“乐意奉陪。”
。。。。。。
又是一个全新的午夜。
楚夏房间的门被敲响了。
敲门声很有节奏,三下,停顿,再三下,干脆利落,像是军队里的口令。
“进来。”
门被推开了。
兰茵站在门口。
她穿着银白色战裙,长发高高束成一个利落的马尾,手中握着那柄从不离身的长剑,整个人如同一柄即将出征的利刃。
但她的眼神出卖了她。
那双平日里锐利如剑锋的眼睛,此刻闪烁着一丝难以掩饰的紧张。
楚夏靠在床头,看到兰茵这副全副武装的模样,忍不住笑了一声。
“兰茵,你这是来战斗的,还是来睡觉的?”
兰茵的面色微微一红,她走进房间,反手关上门,然后站在门边,像是一尊石雕一样一动不动。
“我。
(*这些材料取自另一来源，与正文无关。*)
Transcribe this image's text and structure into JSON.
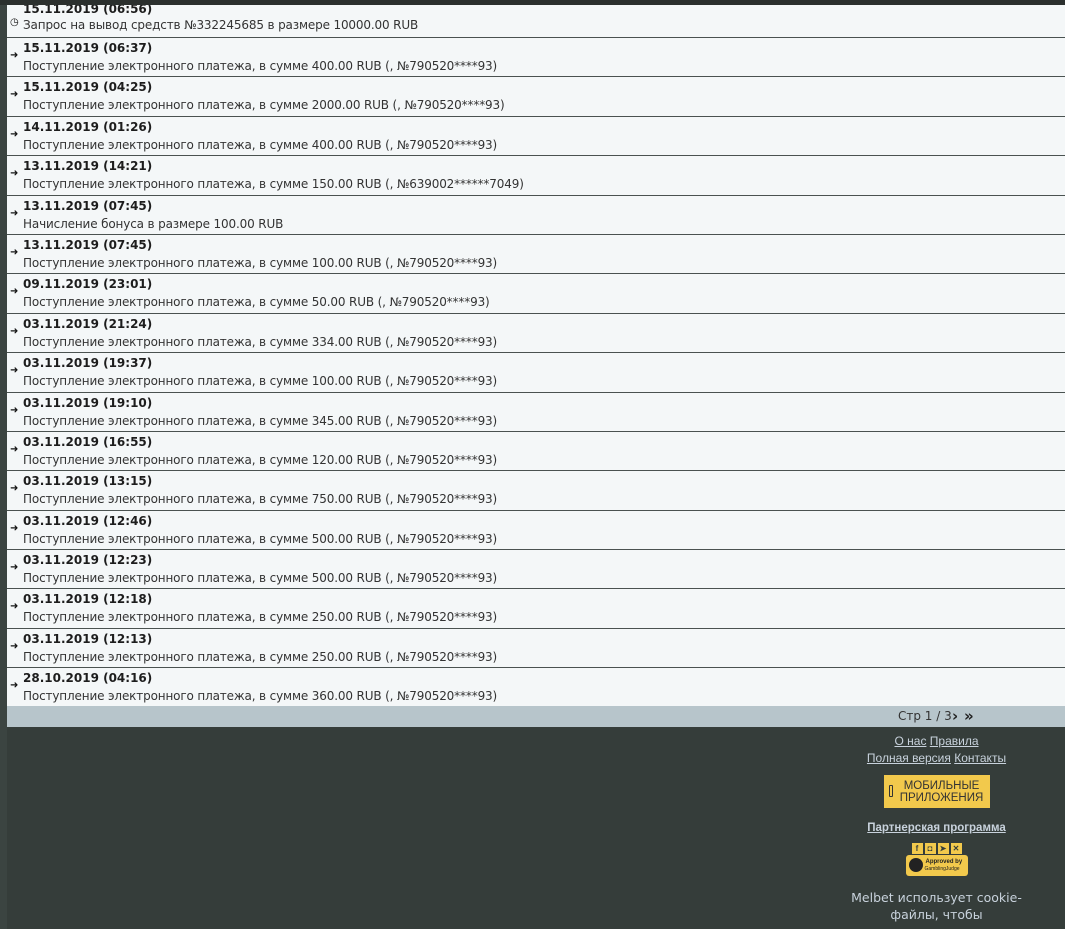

。。。。。不太习惯卸下盔甲。”
她实话实说,声音中带着一丝窘迫。
楚夏没有催她,只是拍了拍身边的床榻。
“先过来坐下吧。”
兰茵像是接到了军令一样,迈着标准的步伐走到床边,坐下,然后继续保持石雕般的姿态。
长剑横放在膝上,双手按在剑鞘上,目视前方,一动不动。
楚夏看着她的侧脸,觉得有些好笑,又有些心疼。
这个经历过无数次战斗的不屈之剑,在战场上面对百万敌军都不曾皱一下眉头,此刻却因为要和他独处一室而紧张得像个第一次上战场的年轻士兵。
“兰茵。”
“在!”
兰茵条件反射般地挺直了腰板。
楚夏伸出手,轻轻按在她握着剑柄的手上。
“今晚没有敌人,只有我。”
兰茵的身体微微一僵,然后缓缓放松了下来。